E-Poster Presentation 34th Lorne Cancer Conference 2022

Establishment of clinical curation principles for whole genome and transcriptome sequencing of cancers of unknown primary (#207)

Camilla B Mitchell 1 , Richard Rebello 1 , Tharani Sivakumaran 2 , Clare Fedele 1 , Owen Prall 2 , Catherine Mitchell 2 , Atara Posner 1 , Shiva Balachander 1 , SUPER-NEXT Study Team 1 2 , Tran Pham 1 , Penelope Schofield 2 3 , Oliver Hofmann 1 , Linda Mileshkin 2 , Sean Grimmond 1 , Joseph Vissers 1 , Richard Tothill 1 2
  1. Centre for Cancer Research and Department of Clinical Pathology, University of Melbourne, Melbourne, Victoria, Australia
  2. Peter MacCallum Cancer Centre, Melbourne, Victoria, Australia
  3. Swinburne University of Technology, Hawthorn, Victoria, Australia

Cancer of Unknown Primary (CUP) is diagnosed when a patient presents with metastatic cancer with no identifiable primary cancer, despite standardised diagnostic investigations including cancer imaging and histopathological evaluation. Treatment of metastatic disease is generally based on the primary cancer type. However, patients with CUPs are largely treated with non-targeted empirical chemotherapy, often with poor survival outcomes. The SUPER-NEXT study uses whole genome and transcriptome sequencing (WGTS) to interrogate the molecular landscape of CUPs, comparing directly to contemporary gene panel-based sequencing approaches. Understanding a cancer’s genomic profile can help resolve likely tissue of origin (ToO) or a more specific cancer diagnosis, find potentially actionable genomic targets, and facilitate access to tumour stream-specific and targeted treatment approaches.

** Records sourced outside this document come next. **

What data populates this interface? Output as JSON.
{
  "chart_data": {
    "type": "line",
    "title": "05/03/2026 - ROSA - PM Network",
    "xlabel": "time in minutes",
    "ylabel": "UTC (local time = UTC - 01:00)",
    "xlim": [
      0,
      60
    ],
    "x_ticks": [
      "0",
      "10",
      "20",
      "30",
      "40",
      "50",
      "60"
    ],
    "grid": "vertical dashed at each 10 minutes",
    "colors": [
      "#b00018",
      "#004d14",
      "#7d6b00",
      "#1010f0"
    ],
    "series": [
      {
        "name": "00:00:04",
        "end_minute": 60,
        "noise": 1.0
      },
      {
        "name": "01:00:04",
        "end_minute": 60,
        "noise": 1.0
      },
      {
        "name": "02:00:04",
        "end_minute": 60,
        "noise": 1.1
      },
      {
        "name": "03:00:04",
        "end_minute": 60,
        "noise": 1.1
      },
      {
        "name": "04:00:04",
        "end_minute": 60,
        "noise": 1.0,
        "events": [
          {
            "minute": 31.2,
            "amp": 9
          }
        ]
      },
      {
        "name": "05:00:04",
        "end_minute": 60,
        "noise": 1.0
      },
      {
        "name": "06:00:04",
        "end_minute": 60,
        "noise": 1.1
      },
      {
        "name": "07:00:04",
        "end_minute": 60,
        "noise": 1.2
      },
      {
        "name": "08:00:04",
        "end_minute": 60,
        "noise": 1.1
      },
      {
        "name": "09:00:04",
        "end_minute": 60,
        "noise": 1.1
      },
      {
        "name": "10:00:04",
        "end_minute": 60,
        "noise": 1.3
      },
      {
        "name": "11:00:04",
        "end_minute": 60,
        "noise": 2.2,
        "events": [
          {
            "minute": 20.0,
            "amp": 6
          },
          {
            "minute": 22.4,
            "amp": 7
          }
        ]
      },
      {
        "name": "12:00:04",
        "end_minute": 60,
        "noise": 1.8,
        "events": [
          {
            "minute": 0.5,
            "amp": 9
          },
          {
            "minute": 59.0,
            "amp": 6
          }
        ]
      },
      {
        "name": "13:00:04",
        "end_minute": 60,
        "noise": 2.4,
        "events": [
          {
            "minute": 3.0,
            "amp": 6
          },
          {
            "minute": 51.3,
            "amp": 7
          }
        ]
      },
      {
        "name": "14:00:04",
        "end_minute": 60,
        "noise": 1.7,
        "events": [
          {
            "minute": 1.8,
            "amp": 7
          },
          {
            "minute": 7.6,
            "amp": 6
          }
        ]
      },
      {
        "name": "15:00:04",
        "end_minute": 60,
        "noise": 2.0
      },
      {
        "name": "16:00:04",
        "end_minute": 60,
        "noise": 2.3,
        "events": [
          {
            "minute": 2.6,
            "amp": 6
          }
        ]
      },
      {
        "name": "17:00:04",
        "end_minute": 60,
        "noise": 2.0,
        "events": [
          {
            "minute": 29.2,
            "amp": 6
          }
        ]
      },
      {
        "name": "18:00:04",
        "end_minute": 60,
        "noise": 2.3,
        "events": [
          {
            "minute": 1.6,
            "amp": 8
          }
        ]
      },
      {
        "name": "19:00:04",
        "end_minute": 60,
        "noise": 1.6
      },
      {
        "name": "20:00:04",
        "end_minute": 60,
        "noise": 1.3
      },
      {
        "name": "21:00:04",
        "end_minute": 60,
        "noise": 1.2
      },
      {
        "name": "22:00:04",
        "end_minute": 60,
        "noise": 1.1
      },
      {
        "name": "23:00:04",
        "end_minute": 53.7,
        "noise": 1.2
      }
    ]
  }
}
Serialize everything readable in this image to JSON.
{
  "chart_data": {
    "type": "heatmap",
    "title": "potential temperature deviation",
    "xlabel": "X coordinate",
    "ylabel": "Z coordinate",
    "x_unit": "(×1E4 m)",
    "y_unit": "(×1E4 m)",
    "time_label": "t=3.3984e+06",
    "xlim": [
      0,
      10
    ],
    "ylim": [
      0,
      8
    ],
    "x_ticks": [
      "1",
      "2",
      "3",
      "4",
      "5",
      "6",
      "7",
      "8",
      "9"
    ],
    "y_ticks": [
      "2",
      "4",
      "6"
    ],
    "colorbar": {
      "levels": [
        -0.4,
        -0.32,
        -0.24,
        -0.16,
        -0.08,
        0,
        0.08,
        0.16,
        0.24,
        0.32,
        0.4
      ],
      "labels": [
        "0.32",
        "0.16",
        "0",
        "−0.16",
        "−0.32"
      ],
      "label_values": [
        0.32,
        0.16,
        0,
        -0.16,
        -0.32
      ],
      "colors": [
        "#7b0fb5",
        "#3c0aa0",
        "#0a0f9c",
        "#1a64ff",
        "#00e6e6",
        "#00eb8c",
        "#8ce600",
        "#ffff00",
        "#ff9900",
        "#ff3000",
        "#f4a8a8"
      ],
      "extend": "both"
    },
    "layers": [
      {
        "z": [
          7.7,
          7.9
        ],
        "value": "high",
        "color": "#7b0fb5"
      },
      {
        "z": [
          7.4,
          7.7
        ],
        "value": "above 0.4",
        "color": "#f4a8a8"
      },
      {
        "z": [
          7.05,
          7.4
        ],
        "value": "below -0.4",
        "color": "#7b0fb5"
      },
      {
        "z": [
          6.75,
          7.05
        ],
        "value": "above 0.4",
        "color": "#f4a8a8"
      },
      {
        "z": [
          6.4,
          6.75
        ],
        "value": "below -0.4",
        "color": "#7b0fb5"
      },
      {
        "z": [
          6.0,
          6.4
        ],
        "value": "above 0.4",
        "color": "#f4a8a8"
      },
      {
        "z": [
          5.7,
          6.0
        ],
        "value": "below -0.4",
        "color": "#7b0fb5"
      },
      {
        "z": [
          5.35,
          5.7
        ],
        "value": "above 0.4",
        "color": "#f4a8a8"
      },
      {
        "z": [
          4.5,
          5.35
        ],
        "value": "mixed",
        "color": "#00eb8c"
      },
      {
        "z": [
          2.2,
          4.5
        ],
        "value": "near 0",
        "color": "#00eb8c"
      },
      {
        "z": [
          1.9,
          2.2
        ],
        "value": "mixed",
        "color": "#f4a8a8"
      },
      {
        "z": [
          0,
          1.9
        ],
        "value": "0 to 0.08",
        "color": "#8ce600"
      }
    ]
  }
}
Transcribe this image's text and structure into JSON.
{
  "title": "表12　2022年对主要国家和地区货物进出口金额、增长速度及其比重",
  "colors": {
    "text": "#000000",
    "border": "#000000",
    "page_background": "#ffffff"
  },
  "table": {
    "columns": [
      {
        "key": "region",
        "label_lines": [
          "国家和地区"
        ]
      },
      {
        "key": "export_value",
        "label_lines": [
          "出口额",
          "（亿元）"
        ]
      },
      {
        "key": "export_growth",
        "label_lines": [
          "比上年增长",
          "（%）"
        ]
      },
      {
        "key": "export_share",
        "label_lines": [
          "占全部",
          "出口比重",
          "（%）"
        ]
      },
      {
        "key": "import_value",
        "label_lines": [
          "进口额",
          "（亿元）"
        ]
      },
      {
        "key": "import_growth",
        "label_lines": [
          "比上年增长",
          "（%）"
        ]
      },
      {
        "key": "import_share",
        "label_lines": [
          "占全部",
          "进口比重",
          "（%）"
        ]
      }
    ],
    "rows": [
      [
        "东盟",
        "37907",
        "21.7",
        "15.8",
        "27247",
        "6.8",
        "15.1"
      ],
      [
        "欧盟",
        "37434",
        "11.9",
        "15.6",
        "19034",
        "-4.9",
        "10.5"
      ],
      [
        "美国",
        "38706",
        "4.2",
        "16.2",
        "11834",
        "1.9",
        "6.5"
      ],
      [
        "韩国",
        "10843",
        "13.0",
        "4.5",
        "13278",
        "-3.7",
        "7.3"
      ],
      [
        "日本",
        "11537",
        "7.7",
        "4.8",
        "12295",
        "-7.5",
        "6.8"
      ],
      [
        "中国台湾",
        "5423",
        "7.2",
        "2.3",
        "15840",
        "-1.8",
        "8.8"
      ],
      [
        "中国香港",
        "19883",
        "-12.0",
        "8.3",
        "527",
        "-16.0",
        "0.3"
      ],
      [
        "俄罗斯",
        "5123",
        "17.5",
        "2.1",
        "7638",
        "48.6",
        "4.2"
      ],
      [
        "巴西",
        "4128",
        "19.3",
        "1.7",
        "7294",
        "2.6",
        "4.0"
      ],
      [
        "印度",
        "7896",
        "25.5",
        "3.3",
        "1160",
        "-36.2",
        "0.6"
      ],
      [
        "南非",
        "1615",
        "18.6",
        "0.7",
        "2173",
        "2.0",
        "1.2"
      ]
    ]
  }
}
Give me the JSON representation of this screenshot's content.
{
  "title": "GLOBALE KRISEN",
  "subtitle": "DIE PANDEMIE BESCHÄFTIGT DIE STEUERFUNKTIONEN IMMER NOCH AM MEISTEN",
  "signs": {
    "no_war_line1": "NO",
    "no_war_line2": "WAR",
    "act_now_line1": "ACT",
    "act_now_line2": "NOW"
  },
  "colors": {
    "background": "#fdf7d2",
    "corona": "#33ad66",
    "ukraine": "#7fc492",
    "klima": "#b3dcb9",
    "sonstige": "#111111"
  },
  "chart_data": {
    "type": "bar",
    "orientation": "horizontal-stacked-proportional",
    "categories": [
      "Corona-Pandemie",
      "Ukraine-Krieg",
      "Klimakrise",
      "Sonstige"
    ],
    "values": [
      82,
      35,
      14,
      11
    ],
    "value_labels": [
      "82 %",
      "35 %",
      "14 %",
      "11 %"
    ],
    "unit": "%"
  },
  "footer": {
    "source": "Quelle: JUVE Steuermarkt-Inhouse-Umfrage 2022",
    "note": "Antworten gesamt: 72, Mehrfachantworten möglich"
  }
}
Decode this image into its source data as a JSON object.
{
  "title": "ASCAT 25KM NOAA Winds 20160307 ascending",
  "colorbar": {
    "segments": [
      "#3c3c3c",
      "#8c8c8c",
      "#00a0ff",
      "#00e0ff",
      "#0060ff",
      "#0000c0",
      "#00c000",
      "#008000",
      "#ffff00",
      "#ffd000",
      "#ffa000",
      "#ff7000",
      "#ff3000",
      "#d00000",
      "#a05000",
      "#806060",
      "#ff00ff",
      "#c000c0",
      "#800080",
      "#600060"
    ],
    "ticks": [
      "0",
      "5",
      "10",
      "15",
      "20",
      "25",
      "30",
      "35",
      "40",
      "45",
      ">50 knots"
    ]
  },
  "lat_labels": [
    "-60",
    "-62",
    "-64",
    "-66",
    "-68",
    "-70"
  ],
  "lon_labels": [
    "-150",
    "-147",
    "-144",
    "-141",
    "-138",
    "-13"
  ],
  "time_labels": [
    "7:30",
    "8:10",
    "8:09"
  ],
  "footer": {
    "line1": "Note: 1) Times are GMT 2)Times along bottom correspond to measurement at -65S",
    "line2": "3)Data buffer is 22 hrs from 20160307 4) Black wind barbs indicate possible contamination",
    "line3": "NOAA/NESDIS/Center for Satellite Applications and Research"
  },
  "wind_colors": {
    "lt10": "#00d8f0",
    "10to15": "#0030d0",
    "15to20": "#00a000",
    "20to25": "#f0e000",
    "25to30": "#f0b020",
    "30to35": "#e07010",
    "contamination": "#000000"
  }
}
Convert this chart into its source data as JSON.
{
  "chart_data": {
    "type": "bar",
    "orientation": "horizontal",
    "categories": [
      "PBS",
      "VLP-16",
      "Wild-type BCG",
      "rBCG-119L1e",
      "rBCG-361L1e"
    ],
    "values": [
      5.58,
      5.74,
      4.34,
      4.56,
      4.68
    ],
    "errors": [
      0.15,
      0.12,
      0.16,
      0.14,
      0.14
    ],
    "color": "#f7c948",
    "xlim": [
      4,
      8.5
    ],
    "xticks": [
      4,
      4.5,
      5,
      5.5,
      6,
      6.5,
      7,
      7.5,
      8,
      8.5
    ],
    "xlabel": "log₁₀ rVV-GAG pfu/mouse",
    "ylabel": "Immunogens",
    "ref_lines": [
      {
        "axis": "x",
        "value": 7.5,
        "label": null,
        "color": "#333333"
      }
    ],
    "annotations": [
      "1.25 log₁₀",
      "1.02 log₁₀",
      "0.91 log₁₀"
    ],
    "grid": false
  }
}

Through curation, interpretation, and integration of WGTS findings with histopathological and clinical review, we aim to understand and optimise WGTS curation to help resolve a cancer’s ToO. We identified three main areas of WGTS interpretation which can be routinely used to inform cancer diagnosis.

  1. Curation of combinations of mutations known to be recurrent in certain cancer types. The genomic landscapes of many tumour types have been characterised in large cancer cohort studies (e.g. TCGA, ICGC, GENIE). CUP WGTS curation allows for comparison of individual tumour genomic profiles with known cancer genomics landscapes, to provide potential diagnoses.
  2. Detection of patterns of damage due to specific environmental exposures, such as UV or tobacco. Using whole genome sequencing, we can accurately determine the mutational signature of individual CUPs, to provide clues to the ToO and potential therapeutic vulnerabilities.
  3. Detection of pathognomonic mutations. Next-generation sequencing-based approaches have linked specific mutations and gene-fusion events to certain rare cancers or molecular subtypes of more common cancers. Detection of these genome alterations through WGTS can augment a diagnosis of rare cancer entity when combined with expert histopathological and multi-disciplinary clinical review and resolve cases outside the scope of current machine-learning based prediction algorithms.

Case studies illustrating each curation approach will be presented, which highlight the utility of WGTS deep curation in solving CUP diagnostic conundrums.